Que faire si un associé conteste son exclusion ?
L’associé exclu peut :
- Saisir la justice pour demander l’annulation de la décision d’exclusion en cas de procédure irrégulière ou d’abus de majorité.
- Réintégrer la société si la décision est annulée par un tribunal.
Comment l’exclusion varie-t-elle selon les formes sociales ?
SAS (Société par Actions Simplifiée) : Les statuts peuvent librement prévoir des clauses d’exclusion selon l’article L227-16 du Code de commerce. Ces clauses peuvent être modifiées selon la majorité statutaire.
SA (Société Anonyme) : Un mécanisme de « retrait obligatoire » (squeeze-out) peut forcer un actionnaire minoritaire à céder ses actions.
SCI (Société Civile Immobilière) : La faillite personnelle entraîne automatiquement la perte de la qualité d’associé avec remboursement des parts.
SARL (Société à Responsabilité Limitée) : L’ajout ou la modification d’une clause d’exclusion nécessite une majorité qualifiée ou unanimité, selon les cas.
Que prévoit la loi pour les sociétés constituées avant 2019 ?
Depuis la loi du 19 juillet 2019, l’unanimité n’est plus toujours requise pour ajouter ou modifier une clause d’exclusion dans les statuts d’une SAS ou SARL. Toutefois, l’application de cette réforme aux sociétés constituées avant cette date reste à clarifier.
Quelles précautions prendre pour éviter les litiges liés à l’exclusion ?
- Insérer des clauses d’exclusion précises dans les statuts dès la création de la société.

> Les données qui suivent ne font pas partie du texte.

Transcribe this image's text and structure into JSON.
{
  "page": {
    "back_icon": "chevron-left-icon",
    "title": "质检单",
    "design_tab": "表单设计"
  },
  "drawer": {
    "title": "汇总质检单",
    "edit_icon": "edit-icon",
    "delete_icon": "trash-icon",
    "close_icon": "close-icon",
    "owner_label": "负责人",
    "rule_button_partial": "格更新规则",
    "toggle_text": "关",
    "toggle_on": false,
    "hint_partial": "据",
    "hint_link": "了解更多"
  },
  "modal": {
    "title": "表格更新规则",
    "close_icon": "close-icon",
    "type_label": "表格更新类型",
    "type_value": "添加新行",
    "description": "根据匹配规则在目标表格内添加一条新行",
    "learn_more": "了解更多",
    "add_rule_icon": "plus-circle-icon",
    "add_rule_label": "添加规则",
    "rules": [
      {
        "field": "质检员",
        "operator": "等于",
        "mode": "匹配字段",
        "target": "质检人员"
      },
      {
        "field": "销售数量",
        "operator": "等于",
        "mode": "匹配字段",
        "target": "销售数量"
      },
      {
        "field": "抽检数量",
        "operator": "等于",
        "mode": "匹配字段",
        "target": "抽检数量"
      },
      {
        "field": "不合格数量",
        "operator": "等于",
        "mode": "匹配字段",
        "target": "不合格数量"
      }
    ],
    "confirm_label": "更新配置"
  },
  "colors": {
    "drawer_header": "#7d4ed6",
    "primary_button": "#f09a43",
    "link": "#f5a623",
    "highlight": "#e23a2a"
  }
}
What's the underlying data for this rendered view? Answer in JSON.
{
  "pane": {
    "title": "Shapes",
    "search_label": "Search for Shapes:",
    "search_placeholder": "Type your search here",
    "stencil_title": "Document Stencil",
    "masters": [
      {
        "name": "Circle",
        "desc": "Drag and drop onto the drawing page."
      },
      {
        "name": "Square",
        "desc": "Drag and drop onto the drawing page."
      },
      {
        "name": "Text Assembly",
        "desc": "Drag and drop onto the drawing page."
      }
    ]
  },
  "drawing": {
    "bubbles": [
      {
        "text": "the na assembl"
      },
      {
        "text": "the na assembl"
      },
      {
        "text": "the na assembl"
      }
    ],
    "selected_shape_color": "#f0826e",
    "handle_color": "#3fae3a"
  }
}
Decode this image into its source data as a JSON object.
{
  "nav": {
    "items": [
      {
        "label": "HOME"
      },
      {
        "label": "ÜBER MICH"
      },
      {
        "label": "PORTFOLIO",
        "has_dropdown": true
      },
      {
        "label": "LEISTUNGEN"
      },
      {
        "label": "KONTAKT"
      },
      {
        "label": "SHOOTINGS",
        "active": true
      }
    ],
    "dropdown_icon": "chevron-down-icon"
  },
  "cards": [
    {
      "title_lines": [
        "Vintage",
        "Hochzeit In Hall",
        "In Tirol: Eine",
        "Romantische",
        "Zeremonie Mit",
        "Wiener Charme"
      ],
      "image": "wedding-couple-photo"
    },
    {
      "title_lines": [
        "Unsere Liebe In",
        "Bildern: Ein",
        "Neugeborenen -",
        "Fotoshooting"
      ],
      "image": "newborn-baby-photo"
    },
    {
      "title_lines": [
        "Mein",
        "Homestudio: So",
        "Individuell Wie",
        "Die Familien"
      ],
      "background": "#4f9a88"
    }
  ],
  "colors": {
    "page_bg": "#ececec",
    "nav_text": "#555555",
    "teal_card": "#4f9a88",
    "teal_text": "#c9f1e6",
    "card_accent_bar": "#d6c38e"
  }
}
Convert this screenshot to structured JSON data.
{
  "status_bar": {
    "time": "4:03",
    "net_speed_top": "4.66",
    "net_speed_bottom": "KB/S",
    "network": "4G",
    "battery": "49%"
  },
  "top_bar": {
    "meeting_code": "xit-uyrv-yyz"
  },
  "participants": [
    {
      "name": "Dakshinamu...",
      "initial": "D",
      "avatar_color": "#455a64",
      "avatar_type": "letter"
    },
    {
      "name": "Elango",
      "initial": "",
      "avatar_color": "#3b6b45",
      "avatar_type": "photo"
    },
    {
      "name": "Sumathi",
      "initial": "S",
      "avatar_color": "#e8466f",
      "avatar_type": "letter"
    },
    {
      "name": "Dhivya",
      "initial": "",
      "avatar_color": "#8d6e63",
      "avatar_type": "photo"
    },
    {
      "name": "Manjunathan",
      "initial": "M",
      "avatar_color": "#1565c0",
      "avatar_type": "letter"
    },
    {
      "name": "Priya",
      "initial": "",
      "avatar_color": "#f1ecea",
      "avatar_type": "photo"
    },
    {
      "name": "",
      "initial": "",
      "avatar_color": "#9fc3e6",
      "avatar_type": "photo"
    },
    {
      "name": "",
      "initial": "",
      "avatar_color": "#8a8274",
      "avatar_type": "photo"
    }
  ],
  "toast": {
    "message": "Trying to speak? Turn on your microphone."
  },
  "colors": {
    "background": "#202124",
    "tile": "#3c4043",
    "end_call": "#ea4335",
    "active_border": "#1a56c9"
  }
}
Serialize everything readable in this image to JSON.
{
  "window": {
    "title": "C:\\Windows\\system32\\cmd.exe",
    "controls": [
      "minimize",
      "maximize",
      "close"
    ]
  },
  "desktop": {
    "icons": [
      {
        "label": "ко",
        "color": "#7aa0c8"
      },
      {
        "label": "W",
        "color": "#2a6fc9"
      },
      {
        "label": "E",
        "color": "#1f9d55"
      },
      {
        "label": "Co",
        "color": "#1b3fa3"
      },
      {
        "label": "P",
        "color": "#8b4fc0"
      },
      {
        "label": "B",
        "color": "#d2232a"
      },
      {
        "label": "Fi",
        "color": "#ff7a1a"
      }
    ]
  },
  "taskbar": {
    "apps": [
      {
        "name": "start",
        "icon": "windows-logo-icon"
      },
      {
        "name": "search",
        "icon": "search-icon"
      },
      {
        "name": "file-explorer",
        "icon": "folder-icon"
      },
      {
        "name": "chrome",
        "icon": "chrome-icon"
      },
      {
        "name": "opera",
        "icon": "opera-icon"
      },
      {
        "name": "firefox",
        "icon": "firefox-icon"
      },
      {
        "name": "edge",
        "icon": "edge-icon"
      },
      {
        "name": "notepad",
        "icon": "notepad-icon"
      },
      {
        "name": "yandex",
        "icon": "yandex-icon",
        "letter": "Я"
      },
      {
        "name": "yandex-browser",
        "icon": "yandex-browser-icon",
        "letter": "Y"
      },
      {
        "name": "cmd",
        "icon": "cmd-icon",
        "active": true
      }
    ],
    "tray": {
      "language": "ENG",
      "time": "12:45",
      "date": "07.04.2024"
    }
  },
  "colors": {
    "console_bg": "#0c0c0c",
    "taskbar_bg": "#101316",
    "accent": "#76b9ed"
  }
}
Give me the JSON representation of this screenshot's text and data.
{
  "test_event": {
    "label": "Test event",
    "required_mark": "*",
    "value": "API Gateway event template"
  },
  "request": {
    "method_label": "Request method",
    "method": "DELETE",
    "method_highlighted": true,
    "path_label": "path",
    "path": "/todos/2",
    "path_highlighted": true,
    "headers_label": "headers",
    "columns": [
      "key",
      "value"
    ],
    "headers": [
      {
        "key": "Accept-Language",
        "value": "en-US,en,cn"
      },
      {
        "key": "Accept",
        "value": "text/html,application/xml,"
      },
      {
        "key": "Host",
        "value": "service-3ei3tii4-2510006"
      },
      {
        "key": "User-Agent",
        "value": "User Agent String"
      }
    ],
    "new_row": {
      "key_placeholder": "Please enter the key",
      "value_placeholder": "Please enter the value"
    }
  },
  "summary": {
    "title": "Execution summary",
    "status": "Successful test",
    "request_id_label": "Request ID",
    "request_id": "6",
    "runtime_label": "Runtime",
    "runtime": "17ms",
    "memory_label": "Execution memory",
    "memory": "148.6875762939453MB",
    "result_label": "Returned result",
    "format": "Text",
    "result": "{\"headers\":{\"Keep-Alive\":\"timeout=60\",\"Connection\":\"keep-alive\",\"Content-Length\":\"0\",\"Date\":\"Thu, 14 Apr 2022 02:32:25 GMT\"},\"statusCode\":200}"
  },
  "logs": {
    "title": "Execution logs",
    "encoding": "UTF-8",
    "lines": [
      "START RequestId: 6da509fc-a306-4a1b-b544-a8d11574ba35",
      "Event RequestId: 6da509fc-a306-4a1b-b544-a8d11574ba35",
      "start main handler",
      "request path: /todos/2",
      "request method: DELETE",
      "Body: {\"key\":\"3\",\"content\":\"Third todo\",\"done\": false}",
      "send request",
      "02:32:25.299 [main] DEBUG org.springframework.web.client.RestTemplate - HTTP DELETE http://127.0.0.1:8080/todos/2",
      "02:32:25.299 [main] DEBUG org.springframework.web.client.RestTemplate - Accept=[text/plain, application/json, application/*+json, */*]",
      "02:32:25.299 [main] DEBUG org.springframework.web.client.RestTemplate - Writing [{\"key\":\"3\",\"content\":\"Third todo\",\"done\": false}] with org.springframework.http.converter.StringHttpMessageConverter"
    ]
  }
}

- Prévoir les modalités de rachat des droits sociaux en cas d’exclusion.
- Respecter scrupuleusement les règles de convocation et de vote pour éviter une annulation.
- Documenter toutes les étapes pour justifier la légitimité de l’exclusion.
Peut-on exclure un associé sans racheter ses droits sociaux ?
Non, un associé exclu doit être indemnisé pour la valeur de ses droits sociaux selon les modalités prévues dans les statuts ou décidées par un expert désigné.